60GHz Fresnel Zone and Multi-path

Fresnel zones are concentric ellipsoidal regions surrounding the LOS path. Objects inside Fresnel Zones will cause a reflected wave, phase shifted by some amount, to constructively or destructively interfere with the desired Line-Of-Sight (LOS) signal at the receiver.

The size of the 60GHz Fresnel zone is very small compared to lower frequencies such as 5GHz. The Fresnel zone size is a function of distance (gets bigger as you go farther) and smaller as you increase frequency.

But even though the Fresnel zone is small, you should still very much also try to avoid another potential problem and that is multi-path.

What is multi-path?

  • Multi-path occurs when the transmitted radio signals reach the receiving antenna by two or more paths.


  • The multi-path component(s) are often phase shifted and combine with the LOS signal in undesirable ways.
  • Metal objects near the antenna or metal roofs may cause multi-path issues for PTMP deployments.
  • Moving antennas up to one meter vertically or horizontally can reduce the effects of multi-path.
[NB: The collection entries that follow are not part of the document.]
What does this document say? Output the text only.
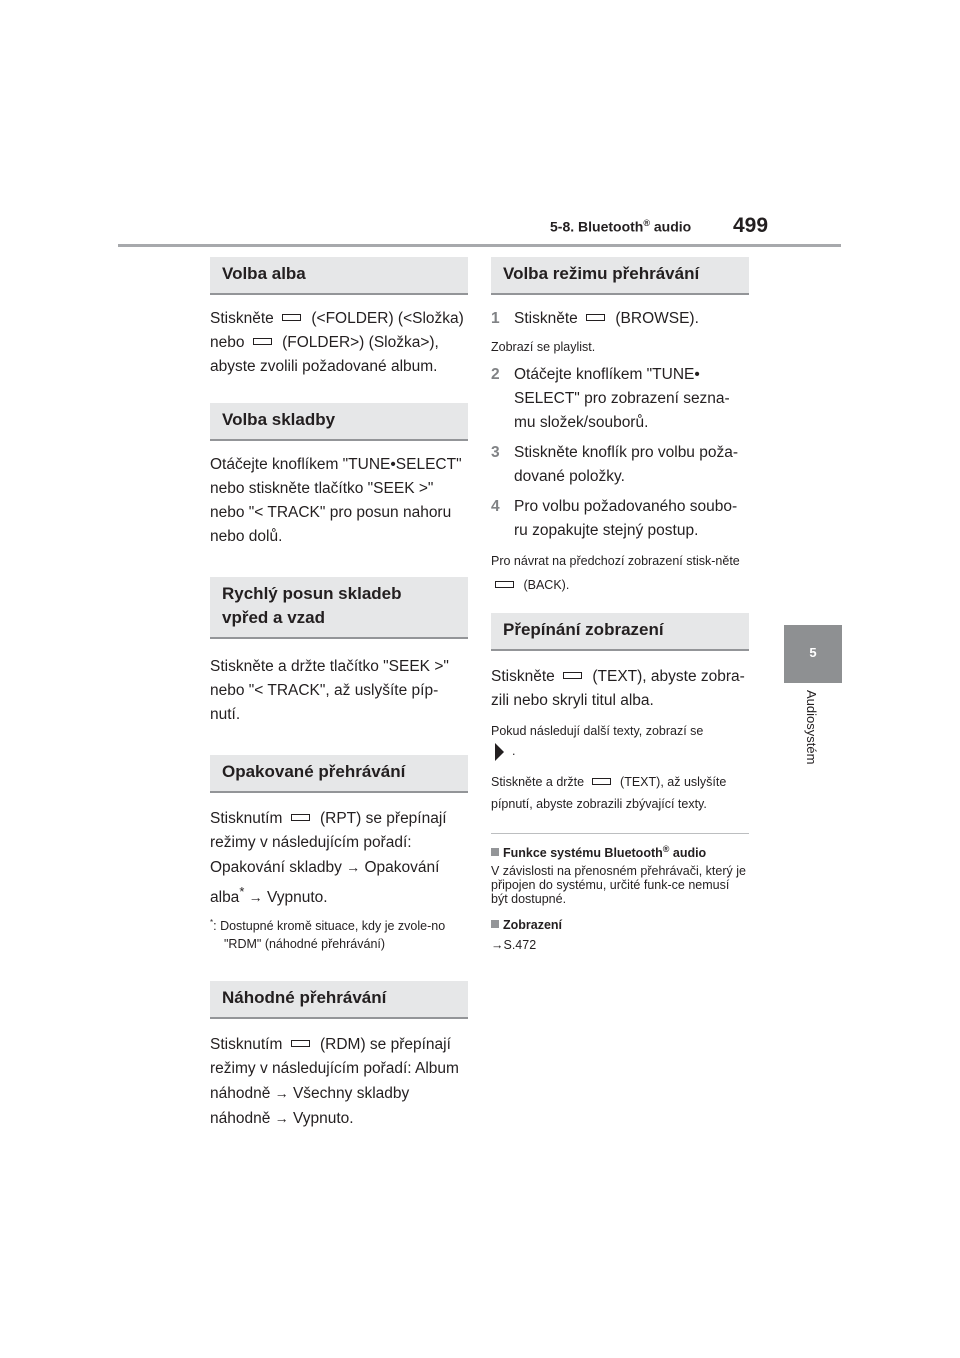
5-8. Bluetooth® audio 499
5
Audiosystém
Volba alba

Stiskněte  (<FOLDER) (<Složka)
nebo  (FOLDER>) (Složka>),
abyste zvolili požadované album.

Volba skladby

Otáčejte knoflíkem "TUNE•SELECT" nebo stiskněte tlačítko "SEEK >" nebo "< TRACK" pro posun nahoru nebo dolů.

Rychlý posun skladeb vpřed a vzad

Stiskněte a držte tlačítko "SEEK >" nebo "< TRACK", až uslyšíte píp-nutí.

Opakované přehrávání

Stisknutím  (RPT) se přepínají režimy v následujícím pořadí: Opakování skladby → Opakování alba* → Vypnuto.

*: Dostupné kromě situace, kdy je zvole-no "RDM" (náhodné přehrávání)
Náhodné přehrávání

Stisknutím  (RDM) se přepínají režimy v následujícím pořadí: Album náhodně → Všechny skladby náhodně → Vypnuto.

Volba režimu přehrávání
1 Stiskněte  (BROWSE).

Zobrazí se playlist.

2 Otáčejte knoflíkem "TUNE• SELECT" pro zobrazení sezna-mu složek/souborů.
3 Stiskněte knoflík pro volbu poža-dované položky.
4 Pro volbu požadovaného soubo-ru zopakujte stejný postup.

Pro návrat na předchozí zobrazení stisk-něte  (BACK).

Přepínání zobrazení

Stiskněte  (TEXT), abyste zobra-zili nebo skryli titul alba.

Pokud následují další texty, zobrazí se
.

Stiskněte a držte  (TEXT), až uslyšíte pípnutí, abyste zobrazili zbývající texty.

Funkce systému Bluetooth® audio
V závislosti na přenosném přehrávači, který je připojen do systému, určité funk-ce nemusí být dostupné.
Zobrazení
→S.472
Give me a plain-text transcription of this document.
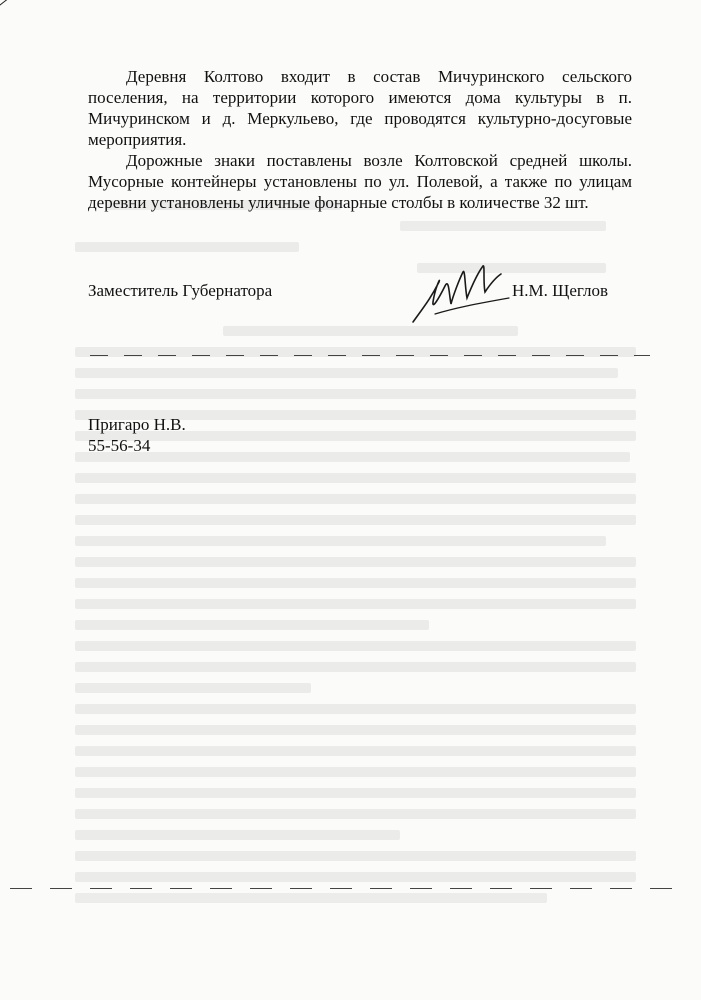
Деревня Колтово входит в состав Мичуринского сельского поселения, на территории которого имеются дома культуры в п. Мичуринском и д. Меркульево, где проводятся культурно-досуговые мероприятия.

Дорожные знаки поставлены возле Колтовской средней школы. Мусорные контейнеры установлены по ул. Полевой, а также по улицам деревни установлены уличные фонарные столбы в количестве 32 шт.

Заместитель Губернатора	Н.М. Щеглов
Пригаро Н.В.
55-56-34
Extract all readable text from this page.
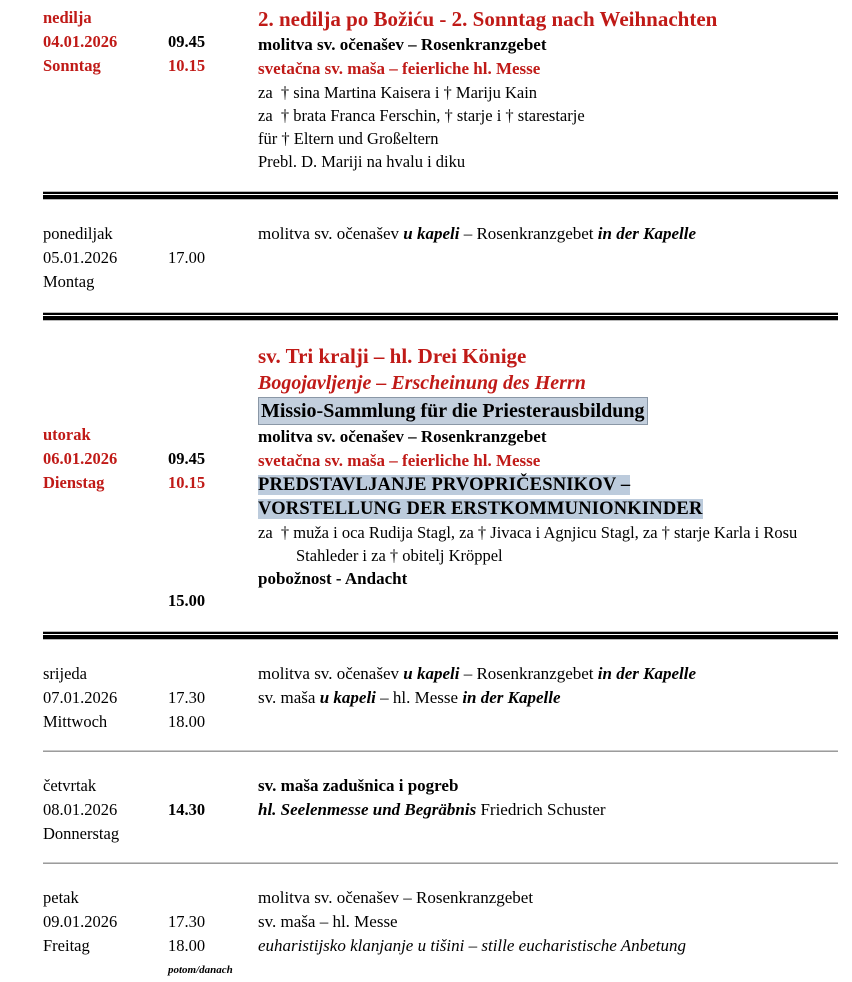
nedilja
04.01.2026
Sonntag

09.45
10.15
2. nedilja po Božiću - 2. Sonntag nach Weihnachten
molitva sv. očenašev – Rosenkranzgebet
svetačna sv. maša – feierliche hl. Messe
za  † sina Martina Kaisera i † Mariju Kain
za  † brata Franca Ferschin, † starje i † starestarje
für † Eltern und Großeltern
Prebl. D. Mariji na hvalu i diku
ponediljak
05.01.2026
Montag

17.00

molitva sv. očenašev u kapeli – Rosenkranzgebet in der Kapelle
utorak
06.01.2026
Dienstag

09.45
10.15
15.00
sv. Tri kralji – hl. Drei Könige
Bogojavljenje – Erscheinung des Herrn
Missio-Sammlung für die Priesterausbildung
molitva sv. očenašev – Rosenkranzgebet
svetačna sv. maša – feierliche hl. Messe
PREDSTAVLJANJE PRVOPRIČESNIKOV –
VORSTELLUNG DER ERSTKOMMUNIONKINDER
za  † muža i oca Rudija Stagl, za † Jivaca i Agnjicu Stagl, za † starje Karla i Rosu
Stahleder i za † obitelj Kröppel
pobožnost - Andacht
srijeda
07.01.2026
Mittwoch

17.30
18.00
molitva sv. očenašev u kapeli – Rosenkranzgebet in der Kapelle
sv. maša u kapeli – hl. Messe in der Kapelle
četvrtak
08.01.2026
Donnerstag

14.30

sv. maša zadušnica i pogreb
hl. Seelenmesse und Begräbnis Friedrich Schuster
petak
09.01.2026
Freitag

17.30
18.00
potom/danach
molitva sv. očenašev – Rosenkranzgebet
sv. maša – hl. Messe
euharistijsko klanjanje u tišini – stille eucharistische Anbetung
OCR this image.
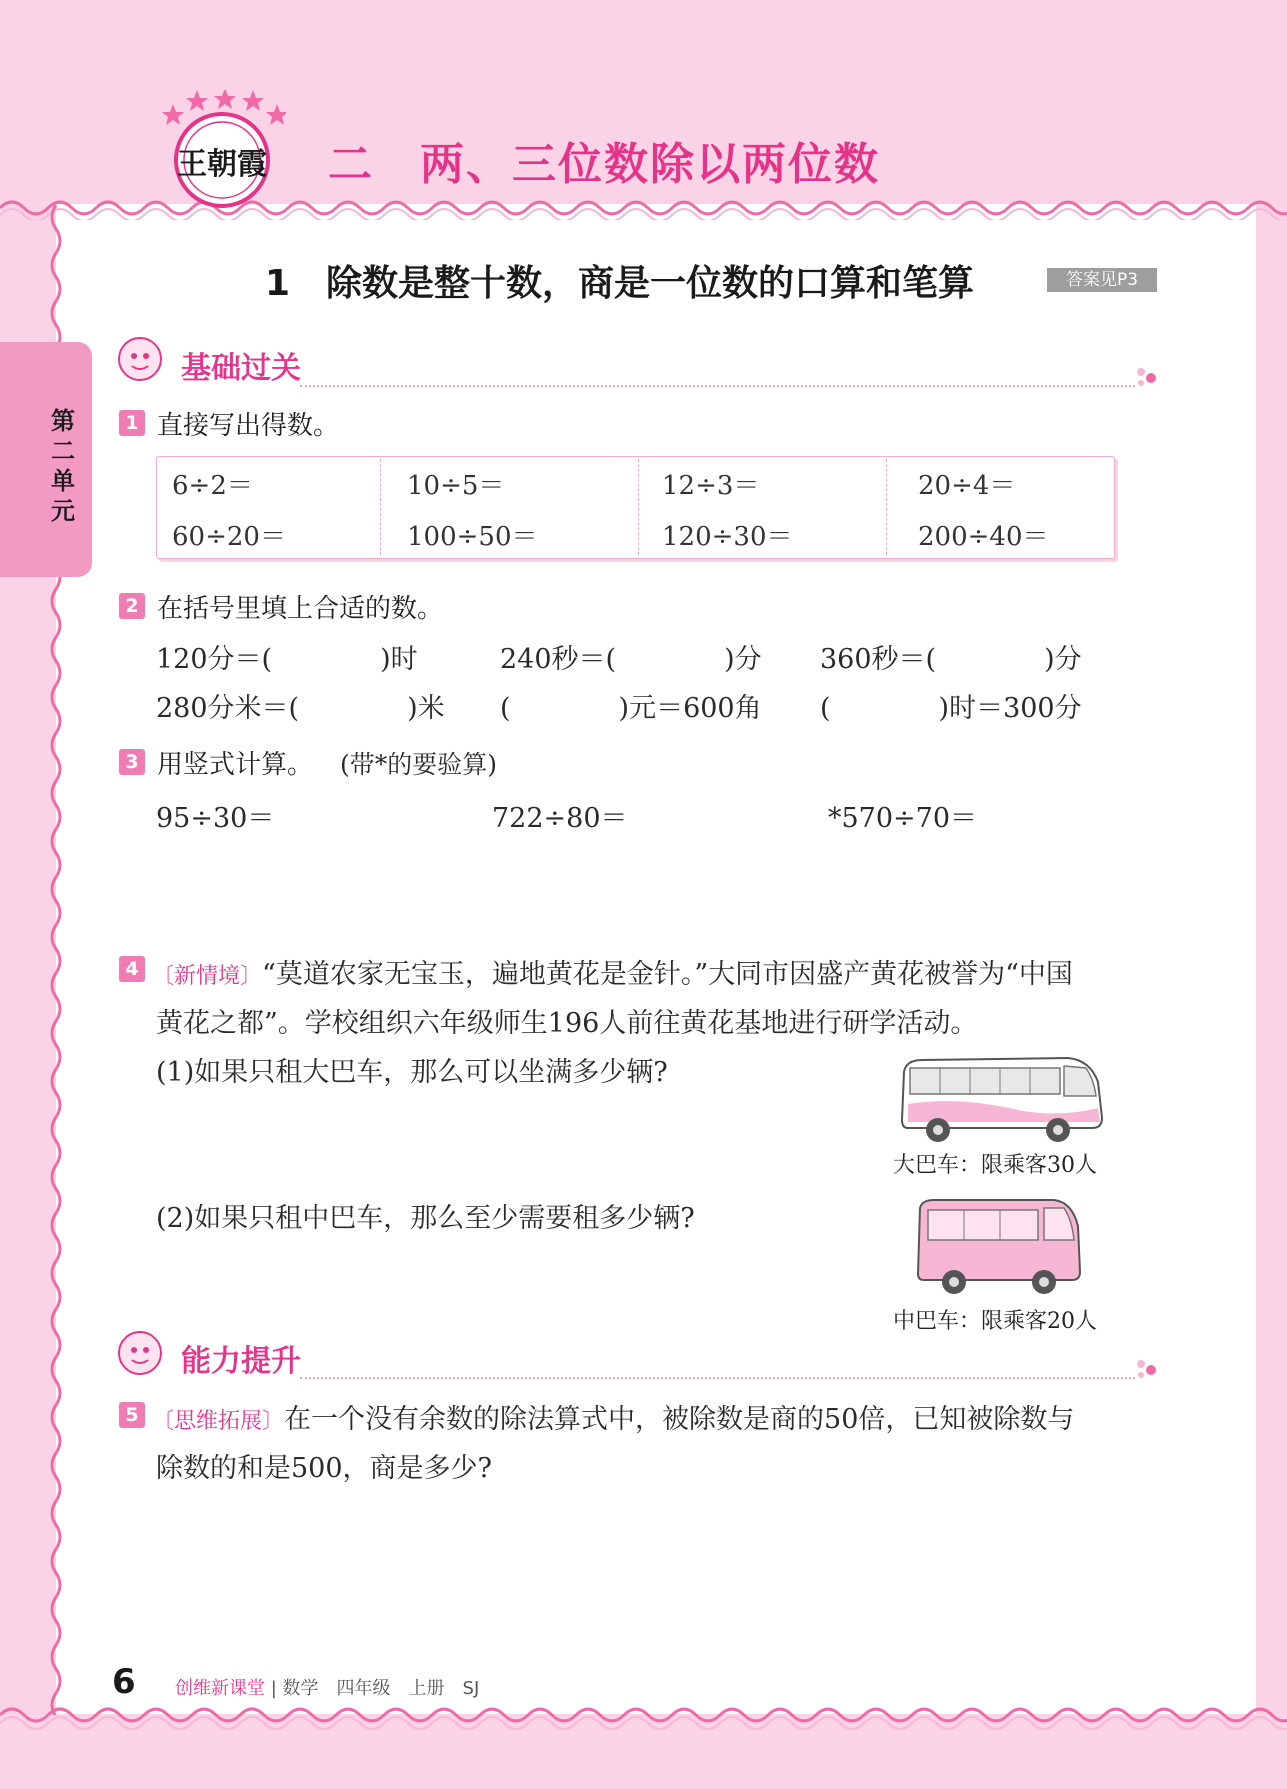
王朝霞 二　两、三位数除以两位数
1　除数是整十数，商是一位数的口算和笔算	答案见P3
第二单元
基础过关
1 直接写出得数。
6÷2＝	10÷5＝	12÷3＝	20÷4＝
60÷20＝	100÷50＝	120÷30＝	200÷40＝
2 在括号里填上合适的数。
120分＝(　　　　)时	240秒＝(　　　　)分 360秒＝(　　　　)分
280分米＝(　　　　)米 (　　　　)元＝600角 (　　　　)时＝300分
3 用竖式计算。 (带*的要验算)
95÷30＝	722÷80＝	*570÷70＝
4 〔新情境〕“莫道农家无宝玉，遍地黄花是金针。”大同市因盛产黄花被誉为“中国
黄花之都”。学校组织六年级师生196人前往黄花基地进行研学活动。
(1)如果只租大巴车，那么可以坐满多少辆?
(2)如果只租中巴车，那么至少需要租多少辆?
大巴车：限乘客30人
中巴车：限乘客20人
能力提升
5 〔思维拓展〕在一个没有余数的除法算式中，被除数是商的50倍，已知被除数与
除数的和是500，商是多少?
6 创维新课堂 | 数学　四年级　上册　SJ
Some signs you may have a multi-path issue are:

  • RSSI lower than expected compared to the link budget calculation.
  • RSSI not stable.
  • RSSI changes considerably with the surfaces nearby being wet.
  • Performance metrics such as throughput, MCS rates, retry rates, packet loss etc. much lower than expected.
  • Changing the channel actually improves or worsens the performance (assuming there is not an co-channel interference issue).